After we'd toasted this and replenished our glasses, we fell to wondering how you actually went about asking someone out these days.

We came up with a hypothetical scenario. If a girl was to meet a guy on - say - a GQ photoshoot, and he was really sharp and stylish and intelligent, then instead of sitting around dreaming (she's a dreamy type of girl, this girl) or hoping he'd call, she should do something like finding out his e-mail address and e-mailing him. But, we agreed, that's a bit boring.

Then, in a flash of inspiration, it came to us that - and this scenario is entirely hypothetical, of course - if our heroine happened to have a column in a national broadsheet she could make it into a sort of billet doux. The guy in question would surely be won over by such a breathtakingly gutsy scheme, we agreed, and we congratulated ourselves on our sheer (if theoretical) bravado.

Almost immediately though we realised the flaw in our masterplan.

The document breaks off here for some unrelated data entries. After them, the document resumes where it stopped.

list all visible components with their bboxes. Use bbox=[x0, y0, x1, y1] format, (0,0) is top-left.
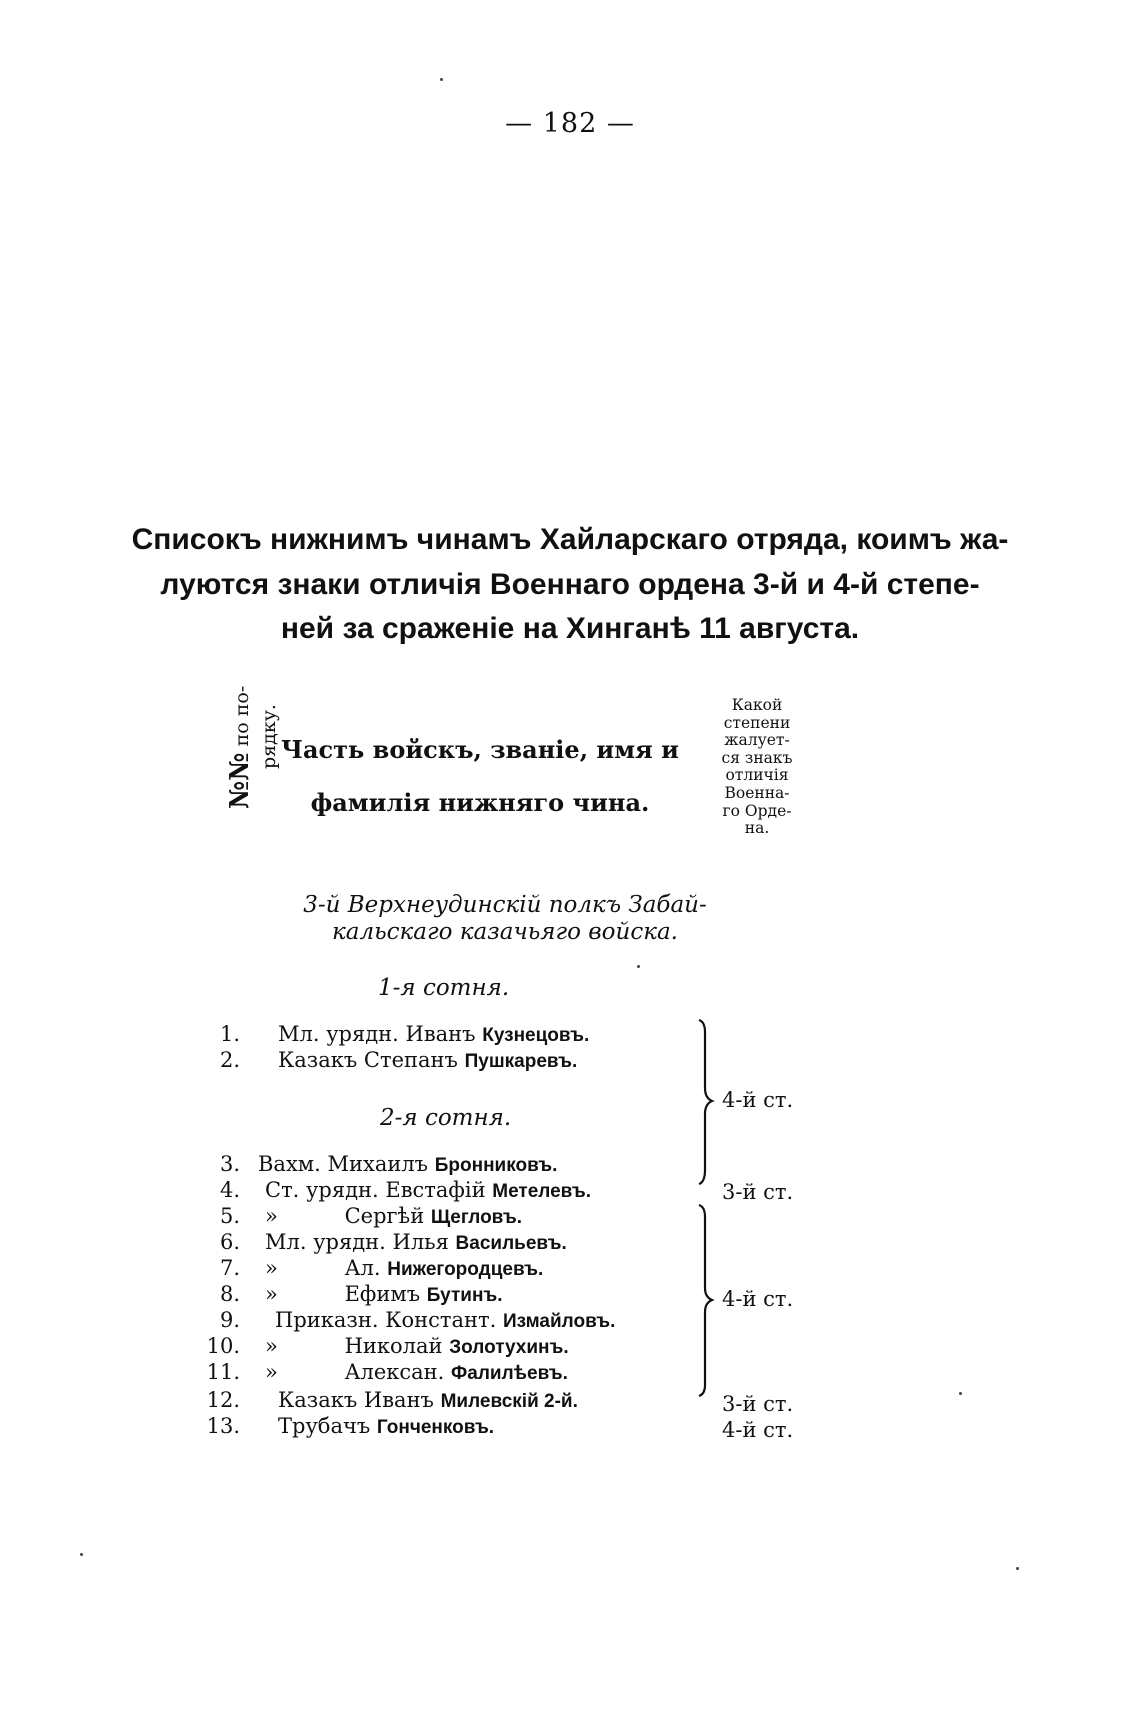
degree-group-1: 4-й ст. bbox=[722, 1088, 794, 1112]
row-number: 10. bbox=[206, 1334, 240, 1358]
header-number-column bbox=[227, 649, 285, 809]
row-number: 2. bbox=[219, 1048, 240, 1072]
row-surname: Бронниковъ. bbox=[434, 1155, 558, 1176]
row-number: 3. bbox=[219, 1152, 240, 1176]
row-surname: Нижегородцевъ. bbox=[387, 1259, 544, 1280]
row-surname: Золотухинъ. bbox=[449, 1337, 569, 1358]
row-number: 1. bbox=[219, 1022, 240, 1046]
number-col-label-2: рядку. bbox=[258, 704, 280, 769]
roster-row bbox=[0, 1360, 1140, 1386]
row-rank-name: Казакъ Степанъ bbox=[278, 1048, 458, 1072]
print-speck bbox=[440, 78, 443, 81]
degree-header-line: отличія bbox=[725, 766, 789, 785]
row-surname: Васильевъ. bbox=[455, 1233, 567, 1254]
row-surname: Метелевъ. bbox=[492, 1181, 591, 1202]
row-number: 8. bbox=[219, 1282, 240, 1306]
roster-row bbox=[0, 1256, 1140, 1282]
degree-header-line: Военна- bbox=[724, 783, 790, 802]
row-surname: Милевскій 2-й. bbox=[440, 1391, 578, 1412]
title-line-2: луются знаки отличія Военнаго ордена 3-й и 4-й степе- bbox=[160, 568, 980, 601]
page-number: — 182 — bbox=[505, 108, 635, 139]
row-rank-name: Мл. урядн. Иванъ bbox=[278, 1022, 476, 1046]
row-rank-name: Мл. урядн. Илья bbox=[265, 1230, 449, 1254]
row-number: 12. bbox=[206, 1388, 240, 1412]
roster-row bbox=[0, 1388, 1140, 1414]
number-sign: №№ bbox=[225, 752, 255, 809]
degree-header-line: Какой bbox=[731, 696, 783, 714]
number-col-label-1: по по- bbox=[231, 685, 253, 747]
roster-row bbox=[0, 1204, 1140, 1230]
roster-row bbox=[0, 1230, 1140, 1256]
degree-header-line: на. bbox=[744, 819, 770, 838]
row-number: 6. bbox=[219, 1230, 240, 1254]
roster-row bbox=[0, 1178, 1140, 1204]
roster-row bbox=[0, 1308, 1140, 1334]
title-line-3: ней за сраженіе на Хинганѣ 11 августа. bbox=[280, 612, 860, 645]
row-number: 9. bbox=[219, 1308, 240, 1332]
degree-header-line: го Орде- bbox=[722, 801, 792, 820]
row-surname: Бутинъ. bbox=[426, 1285, 503, 1306]
row-rank-name: Вахм. Михаилъ bbox=[258, 1152, 429, 1176]
degree-header-line: ся знакъ bbox=[721, 748, 793, 767]
row-rank-name: Ст. урядн. Евстафій bbox=[265, 1178, 486, 1202]
degree-row-12: 3-й ст. bbox=[722, 1392, 794, 1416]
print-speck bbox=[1016, 1567, 1019, 1570]
sotnia-1-heading: 1-я сотня. bbox=[378, 975, 510, 1001]
row-rank-name: Трубачъ bbox=[278, 1414, 371, 1438]
row-surname: Гонченковъ. bbox=[376, 1417, 495, 1438]
row-rank-name: » Ефимъ bbox=[265, 1282, 421, 1306]
print-speck bbox=[959, 1392, 962, 1395]
row-rank-name: » Николай bbox=[265, 1334, 443, 1358]
header-name-column-line-2: фамилія нижняго чина. bbox=[310, 788, 650, 817]
title-line-1: Списокъ нижнимъ чинамъ Хайларскаго отряда, коимъ жа- bbox=[131, 523, 1009, 556]
header-degree-column bbox=[704, 697, 810, 838]
row-rank-name: » Сергѣй bbox=[265, 1204, 425, 1228]
row-rank-name: Приказн. Констант. bbox=[275, 1308, 497, 1332]
row-number: 5. bbox=[219, 1204, 240, 1228]
row-rank-name: Казакъ Иванъ bbox=[278, 1388, 434, 1412]
degree-row-4: 3-й ст. bbox=[722, 1180, 794, 1204]
roster-row bbox=[0, 1414, 1140, 1440]
row-surname: Фалилѣевъ. bbox=[451, 1363, 568, 1384]
print-speck bbox=[637, 965, 640, 968]
print-speck bbox=[80, 1553, 83, 1556]
roster-row bbox=[0, 1282, 1140, 1308]
row-rank-name: » Ал. bbox=[265, 1256, 381, 1280]
row-surname: Кузнецовъ. bbox=[482, 1025, 590, 1046]
roster-row bbox=[0, 1022, 1140, 1048]
sotnia-2-heading: 2-я сотня. bbox=[380, 1105, 512, 1131]
row-surname: Щегловъ. bbox=[430, 1207, 523, 1228]
row-number: 7. bbox=[219, 1256, 240, 1280]
row-number: 4. bbox=[219, 1178, 240, 1202]
roster-row bbox=[0, 1048, 1140, 1074]
degree-row-13: 4-й ст. bbox=[722, 1418, 794, 1442]
row-surname: Пушкаревъ. bbox=[464, 1051, 578, 1072]
row-number: 13. bbox=[206, 1414, 240, 1438]
roster-row bbox=[0, 1152, 1140, 1178]
row-surname: Измайловъ. bbox=[502, 1311, 616, 1332]
row-number: 11. bbox=[206, 1360, 240, 1384]
header-name-column-line-1: Часть войскъ, званіе, имя и bbox=[281, 735, 679, 764]
degree-group-2: 4-й ст. bbox=[722, 1287, 794, 1311]
degree-header-line: степени bbox=[723, 713, 791, 732]
row-rank-name: » Алексан. bbox=[265, 1360, 445, 1384]
roster-row bbox=[0, 1334, 1140, 1360]
regiment-line-2: кальскаго казачьяго войска. bbox=[332, 919, 678, 945]
regiment-line-1: 3-й Верхнеудинскій полкъ Забай- bbox=[303, 892, 707, 918]
degree-header-line: жалует- bbox=[724, 731, 790, 750]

There could be no guarantee whatsoever that the intended recipient would happen to read that column, in that paper, on that particular day. We were stumped. And we were also well into our second bottle of rosé at that point, so we ditched the entire project and decided to go dancing instead.

I concluded, then, that as far as New Year's resolutions are concerned, perhaps I'd better just stick to something like attempting to read War and Peace. It's a trusty old one: it's done me for the past three or four years, anyway. Oh dear. Happy New Year.